Electric potential of the electron sound wave: Sharp disappearance in the superconducting state

TL;DR

This study investigates the ac electric potential generated by electron sound waves in high-purity gallium, revealing a sharp disappearance of this potential in the superconducting state, linked to different behaviors of potential and elastic components.

Contribution

It provides a multiband model explanation for the distinct temperature dependencies of potential and elastic displacement in electron sound waves.

Findings

Potential phase increases with temperature.

Elastic displacement phase decreases with temperature.

Potential disappears abruptly below T_c in the superconducting state.

Abstract

We study the ac electric potential induced by the electron sound wave (a perturbation of the electron distribution function propagating with the Fermi velocity) in single crystals of high purity gallium.
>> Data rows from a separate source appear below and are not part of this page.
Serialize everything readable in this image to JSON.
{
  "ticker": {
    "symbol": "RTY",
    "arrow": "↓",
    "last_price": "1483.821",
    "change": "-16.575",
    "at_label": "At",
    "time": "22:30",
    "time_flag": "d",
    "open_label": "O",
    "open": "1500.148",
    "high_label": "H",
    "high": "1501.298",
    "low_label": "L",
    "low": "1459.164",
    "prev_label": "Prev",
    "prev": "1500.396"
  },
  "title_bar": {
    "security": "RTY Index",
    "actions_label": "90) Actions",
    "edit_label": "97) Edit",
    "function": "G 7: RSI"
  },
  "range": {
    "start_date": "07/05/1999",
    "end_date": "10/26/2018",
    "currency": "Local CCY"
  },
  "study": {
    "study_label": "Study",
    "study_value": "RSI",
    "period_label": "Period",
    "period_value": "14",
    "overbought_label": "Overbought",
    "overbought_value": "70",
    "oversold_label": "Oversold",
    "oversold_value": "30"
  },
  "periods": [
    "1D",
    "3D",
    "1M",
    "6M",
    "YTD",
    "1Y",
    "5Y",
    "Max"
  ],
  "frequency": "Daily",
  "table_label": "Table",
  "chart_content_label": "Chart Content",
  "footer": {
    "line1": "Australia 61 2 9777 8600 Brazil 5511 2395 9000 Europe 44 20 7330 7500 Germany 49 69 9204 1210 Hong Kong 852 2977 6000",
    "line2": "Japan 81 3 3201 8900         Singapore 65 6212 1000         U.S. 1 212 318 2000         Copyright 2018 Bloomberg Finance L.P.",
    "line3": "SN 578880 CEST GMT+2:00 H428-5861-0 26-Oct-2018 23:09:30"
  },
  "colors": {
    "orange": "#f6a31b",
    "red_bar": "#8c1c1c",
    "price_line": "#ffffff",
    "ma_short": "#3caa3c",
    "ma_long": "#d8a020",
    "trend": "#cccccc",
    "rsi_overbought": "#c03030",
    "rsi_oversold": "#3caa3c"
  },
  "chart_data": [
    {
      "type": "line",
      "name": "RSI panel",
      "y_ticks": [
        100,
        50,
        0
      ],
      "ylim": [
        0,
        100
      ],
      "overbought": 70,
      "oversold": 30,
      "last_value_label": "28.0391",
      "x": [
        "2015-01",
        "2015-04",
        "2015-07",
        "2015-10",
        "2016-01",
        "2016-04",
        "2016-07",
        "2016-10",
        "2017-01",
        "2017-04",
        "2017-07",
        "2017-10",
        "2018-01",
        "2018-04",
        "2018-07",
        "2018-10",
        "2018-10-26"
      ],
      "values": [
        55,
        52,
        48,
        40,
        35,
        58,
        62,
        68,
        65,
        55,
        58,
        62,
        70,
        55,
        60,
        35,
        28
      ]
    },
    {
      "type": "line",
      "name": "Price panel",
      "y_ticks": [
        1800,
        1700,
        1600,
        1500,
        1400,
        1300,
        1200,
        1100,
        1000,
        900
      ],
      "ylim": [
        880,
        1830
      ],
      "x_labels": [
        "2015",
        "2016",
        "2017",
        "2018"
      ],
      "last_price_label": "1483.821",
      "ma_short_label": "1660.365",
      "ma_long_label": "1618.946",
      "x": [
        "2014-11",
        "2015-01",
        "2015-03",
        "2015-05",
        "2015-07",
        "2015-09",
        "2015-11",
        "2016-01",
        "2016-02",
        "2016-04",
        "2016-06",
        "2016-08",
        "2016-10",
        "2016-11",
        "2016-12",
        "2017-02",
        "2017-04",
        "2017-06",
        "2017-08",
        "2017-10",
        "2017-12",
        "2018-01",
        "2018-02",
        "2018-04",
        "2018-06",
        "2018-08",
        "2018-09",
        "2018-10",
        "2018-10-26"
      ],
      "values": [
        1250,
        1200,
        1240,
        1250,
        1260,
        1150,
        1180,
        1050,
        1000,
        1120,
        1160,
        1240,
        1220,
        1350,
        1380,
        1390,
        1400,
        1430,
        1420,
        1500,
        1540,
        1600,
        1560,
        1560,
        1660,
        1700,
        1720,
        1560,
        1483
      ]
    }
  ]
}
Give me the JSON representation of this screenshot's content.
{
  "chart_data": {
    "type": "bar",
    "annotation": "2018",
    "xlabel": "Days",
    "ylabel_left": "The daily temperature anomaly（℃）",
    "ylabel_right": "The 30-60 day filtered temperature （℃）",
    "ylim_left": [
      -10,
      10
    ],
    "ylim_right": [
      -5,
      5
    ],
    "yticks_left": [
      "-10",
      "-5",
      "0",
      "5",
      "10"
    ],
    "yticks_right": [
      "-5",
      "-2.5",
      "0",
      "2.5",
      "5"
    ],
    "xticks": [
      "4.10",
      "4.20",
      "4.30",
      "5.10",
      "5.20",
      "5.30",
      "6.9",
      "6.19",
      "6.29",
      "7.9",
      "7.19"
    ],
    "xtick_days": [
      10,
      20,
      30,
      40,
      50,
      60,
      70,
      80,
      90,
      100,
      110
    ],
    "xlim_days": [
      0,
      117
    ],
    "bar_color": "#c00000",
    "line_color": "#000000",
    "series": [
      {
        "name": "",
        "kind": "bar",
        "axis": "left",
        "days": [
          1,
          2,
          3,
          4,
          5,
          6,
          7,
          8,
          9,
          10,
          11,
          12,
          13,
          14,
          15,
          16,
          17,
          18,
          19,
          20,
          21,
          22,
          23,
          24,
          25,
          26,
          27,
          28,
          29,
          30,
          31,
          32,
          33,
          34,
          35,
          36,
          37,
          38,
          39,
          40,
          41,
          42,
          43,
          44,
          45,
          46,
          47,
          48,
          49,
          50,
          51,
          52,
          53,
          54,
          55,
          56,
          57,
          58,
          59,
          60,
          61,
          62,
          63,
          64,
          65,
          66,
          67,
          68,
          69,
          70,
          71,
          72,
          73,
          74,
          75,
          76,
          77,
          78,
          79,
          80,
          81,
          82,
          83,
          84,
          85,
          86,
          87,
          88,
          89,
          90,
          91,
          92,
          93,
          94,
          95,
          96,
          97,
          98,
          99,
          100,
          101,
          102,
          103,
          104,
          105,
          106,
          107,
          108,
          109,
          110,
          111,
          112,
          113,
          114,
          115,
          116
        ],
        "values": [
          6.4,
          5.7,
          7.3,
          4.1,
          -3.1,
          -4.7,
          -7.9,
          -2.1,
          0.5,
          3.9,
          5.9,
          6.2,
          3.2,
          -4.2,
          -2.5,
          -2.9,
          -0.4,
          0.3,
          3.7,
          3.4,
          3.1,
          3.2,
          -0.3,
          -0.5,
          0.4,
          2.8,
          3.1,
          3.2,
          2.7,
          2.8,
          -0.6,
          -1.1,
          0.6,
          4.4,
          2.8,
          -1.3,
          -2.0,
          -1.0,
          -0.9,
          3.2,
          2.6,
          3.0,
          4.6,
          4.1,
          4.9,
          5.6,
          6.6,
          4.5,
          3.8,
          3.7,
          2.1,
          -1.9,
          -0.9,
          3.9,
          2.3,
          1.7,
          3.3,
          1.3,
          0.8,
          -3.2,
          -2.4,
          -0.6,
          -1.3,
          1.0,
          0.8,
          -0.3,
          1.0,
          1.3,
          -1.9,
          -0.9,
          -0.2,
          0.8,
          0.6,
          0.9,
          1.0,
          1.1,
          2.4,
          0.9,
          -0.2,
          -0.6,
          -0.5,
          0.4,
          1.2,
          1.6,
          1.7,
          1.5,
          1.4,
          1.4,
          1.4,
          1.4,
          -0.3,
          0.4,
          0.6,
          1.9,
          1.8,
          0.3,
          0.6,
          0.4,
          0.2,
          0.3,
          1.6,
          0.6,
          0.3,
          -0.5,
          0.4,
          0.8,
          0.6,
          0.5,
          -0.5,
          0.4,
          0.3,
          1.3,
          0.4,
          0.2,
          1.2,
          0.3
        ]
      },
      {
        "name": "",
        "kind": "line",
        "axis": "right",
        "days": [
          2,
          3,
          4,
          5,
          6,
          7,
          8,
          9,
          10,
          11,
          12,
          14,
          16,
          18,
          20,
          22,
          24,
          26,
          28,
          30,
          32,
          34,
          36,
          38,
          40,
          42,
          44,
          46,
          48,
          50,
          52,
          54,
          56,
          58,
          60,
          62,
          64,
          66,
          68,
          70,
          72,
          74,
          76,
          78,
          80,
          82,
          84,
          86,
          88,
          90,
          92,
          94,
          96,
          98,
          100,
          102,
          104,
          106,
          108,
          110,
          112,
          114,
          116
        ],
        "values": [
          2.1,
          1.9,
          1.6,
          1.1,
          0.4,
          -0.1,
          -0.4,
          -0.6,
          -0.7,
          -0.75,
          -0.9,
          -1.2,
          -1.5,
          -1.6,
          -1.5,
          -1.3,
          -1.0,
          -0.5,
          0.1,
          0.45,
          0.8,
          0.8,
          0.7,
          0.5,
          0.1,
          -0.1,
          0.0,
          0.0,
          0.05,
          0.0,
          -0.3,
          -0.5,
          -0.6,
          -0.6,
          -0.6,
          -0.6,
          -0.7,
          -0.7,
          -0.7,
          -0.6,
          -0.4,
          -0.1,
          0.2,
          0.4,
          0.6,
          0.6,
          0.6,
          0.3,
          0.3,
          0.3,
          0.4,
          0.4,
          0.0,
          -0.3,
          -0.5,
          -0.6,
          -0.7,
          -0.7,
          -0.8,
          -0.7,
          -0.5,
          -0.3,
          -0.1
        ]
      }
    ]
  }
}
The potential and the elastic components of the electron sound demonstrate qualitatively different dependencies on the electron relaxation rate: while the phase of the potential increases with temperature, the phase of elastic displacement decreases. This effect is explained within the multiband model, in which the potential is attributed to the ballistic quasiwave, while the elastic component is associated with the zero-sound wave. We observed a mysterious property of the superconducting state: all manifestations of the potential accompanying the lattice deformations, including usual sound wave, disappear below T_c in almost jumplike manner.